The Takeovers Panel considers that the exemptions for any person who is a Fulton family shareholder from rule 6(1) of the Code in relation to any increase in that person's voting control that results from that person being allotted voting securities under Fulton Hogan's employee share scheme is appropriate and consistent with the objectives of the Code for the following reasons:

  • all non-associated shareholders will have an opportunity to vote on the potential allotment of voting securities to all members of the Fulton family shareholders in aggregate under that scheme:

  • as the Fulton family shareholders are assumed to all be associates for the purposes of the Code and essentially 1 voting group, the conditions of the exemptions allow the notice of meeting to specify the maximum number of voting securities that will be allotted to all members of the Fulton family shareholders in aggregate:

  • if the non-associated shareholders approve the potential maximum allotment of voting securities to the Fulton family shareholders, then, by implication, the shareholders also approve any lesser percentage of voting rights that may be acquired due to the allotment of voting securities under the employee share scheme.

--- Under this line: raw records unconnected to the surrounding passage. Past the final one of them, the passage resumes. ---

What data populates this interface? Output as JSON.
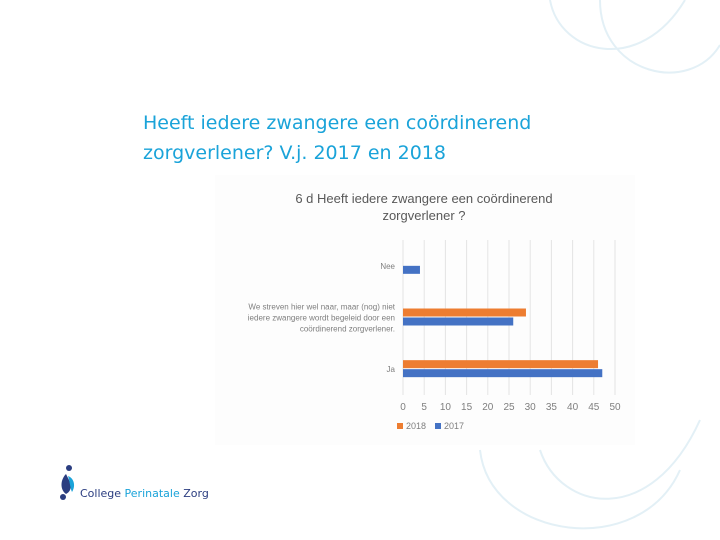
{
  "slide": {
    "title_line1": "Heeft iedere zwangere een coördinerend",
    "title_line2": "zorgverlener? V.j. 2017 en 2018"
  },
  "logo": {
    "part1": "College ",
    "part2": "Perinatale",
    "part3": " Zorg"
  },
  "colors": {
    "accent": "#1aa3d9",
    "series2018": "#ed7d31",
    "series2017": "#4472c4"
  },
  "chart_data": {
    "type": "bar",
    "orientation": "horizontal",
    "title_line1": "6 d Heeft iedere zwangere een coördinerend",
    "title_line2": "zorgverlener ?",
    "categories": [
      [
        "Nee"
      ],
      [
        "We streven hier wel naar, maar (nog) niet",
        "iedere zwangere wordt begeleid door een",
        "coördinerend zorgverlener."
      ],
      [
        "Ja"
      ]
    ],
    "series": [
      {
        "name": "2018",
        "color": "#ed7d31",
        "values": [
          0,
          29,
          46
        ]
      },
      {
        "name": "2017",
        "color": "#4472c4",
        "values": [
          4,
          26,
          47
        ]
      }
    ],
    "xlim": [
      0,
      50
    ],
    "xticks": [
      "0",
      "5",
      "10",
      "15",
      "20",
      "25",
      "30",
      "35",
      "40",
      "45",
      "50"
    ],
    "legend": [
      "2018",
      "2017"
    ],
    "legend_position": "bottom",
    "grid": true
  }
}
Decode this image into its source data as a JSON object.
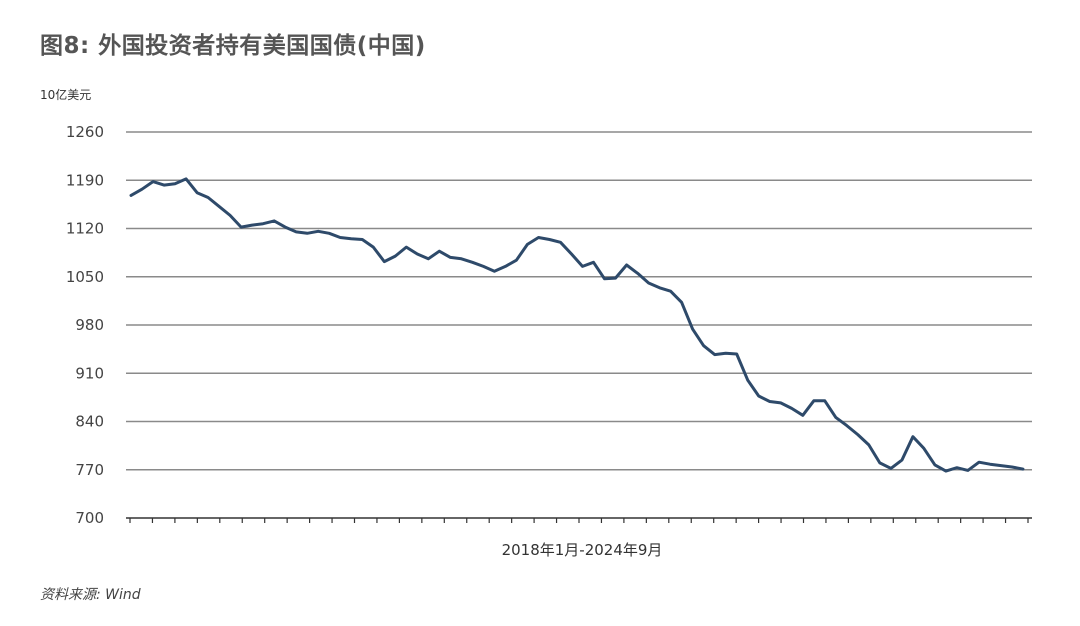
{
  "title": "图8: 外国投资者持有美国国债(中国)",
  "unit_label": "10亿美元",
  "source": "资料来源: Wind",
  "chart_data": {
    "type": "line",
    "title": "图8: 外国投资者持有美国国债(中国)",
    "xlabel": "2018年1月-2024年9月",
    "ylabel": "10亿美元",
    "ylim": [
      700,
      1260
    ],
    "yticks": [
      1260,
      1190,
      1120,
      1050,
      980,
      910,
      840,
      770,
      700
    ],
    "grid": "horizontal",
    "line_color": "#2e4a6a",
    "series": [
      {
        "values": [
          1168,
          1177,
          1188,
          1183,
          1185,
          1192,
          1172,
          1165,
          1152,
          1139,
          1122,
          1125,
          1127,
          1131,
          1122,
          1115,
          1113,
          1116,
          1113,
          1107,
          1105,
          1104,
          1093,
          1072,
          1080,
          1093,
          1083,
          1076,
          1087,
          1078,
          1076,
          1071,
          1065,
          1058,
          1065,
          1074,
          1097,
          1107,
          1104,
          1100,
          1083,
          1065,
          1071,
          1047,
          1048,
          1067,
          1055,
          1041,
          1034,
          1029,
          1013,
          974,
          950,
          937,
          939,
          938,
          900,
          877,
          869,
          867,
          859,
          849,
          870,
          870,
          846,
          834,
          821,
          806,
          780,
          772,
          784,
          818,
          801,
          777,
          768,
          773,
          769,
          781,
          778,
          776,
          774,
          771
        ]
      }
    ]
  }
}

Allotments of voting securities under Fulton Hogan's share bonus scheme

The Takeovers Panel considers that the exemptions for any person who is a Fulton family shareholder from rule 6(1) of the Code in relation to any increase in that person's voting control that results from that person being allotted voting securities under Fulton Hogan's share bonus scheme is appropriate and consistent with the objectives of the Code for the following reasons:

  • all non-associated shareholders will have an opportunity to vote on the potential allotment of voting securities to each Fulton family shareholder under the share bonus scheme:

  • as the Fulton family shareholders are assumed to all be associates for the purposes of the Code and essentially 1 voting group, the conditions of the exemptions allow the notice of meeting to specify the maximum number of voting securities that will be allotted to all members of the Fulton family shareholders in aggregate:

  • if the non-associated shareholders approve the potential maximum allotment of voting securities to the Fulton family shareholders, then, by implication, the shareholders also approve any lesser percentage of voting securities that may be acquired due to the allotment of voting securities under the share bonus scheme.

Transfers of voting securities between Fulton family shareholders

The Takeovers Panel considers that the exemptions for any person who is a Fulton family shareholder from rule 6(1) of the Code in relation to any increase to that person's voting control that results from that person being transferred voting securities in Fulton Hogan from another person who is also a Fulton family shareholder is appropriate and consistent with the objectives of the Code for the following reasons:

  • the transactions covered by the exemptions are confined to those that take place under Fulton Hogan's constitution, the principal purpose of which is to facilitate transfers of voting securities between family interests, not changes of control of voting rights:

  • there are restrictions on the transfer of voting securities that may take place in any 12-month period to limit the possibility of a change of control occurring without using 1 of the mechanisms of the Code:

  • intra-family transfers permitted by the exemption will not result in an effective change in the control of voting rights in Fulton Hogan.


Issued under the authority of the Acts and Regulations Publication Act 1989.

Date of notification in Gazette: 27 August 2009.

This notice is administered by the Takeovers Panel.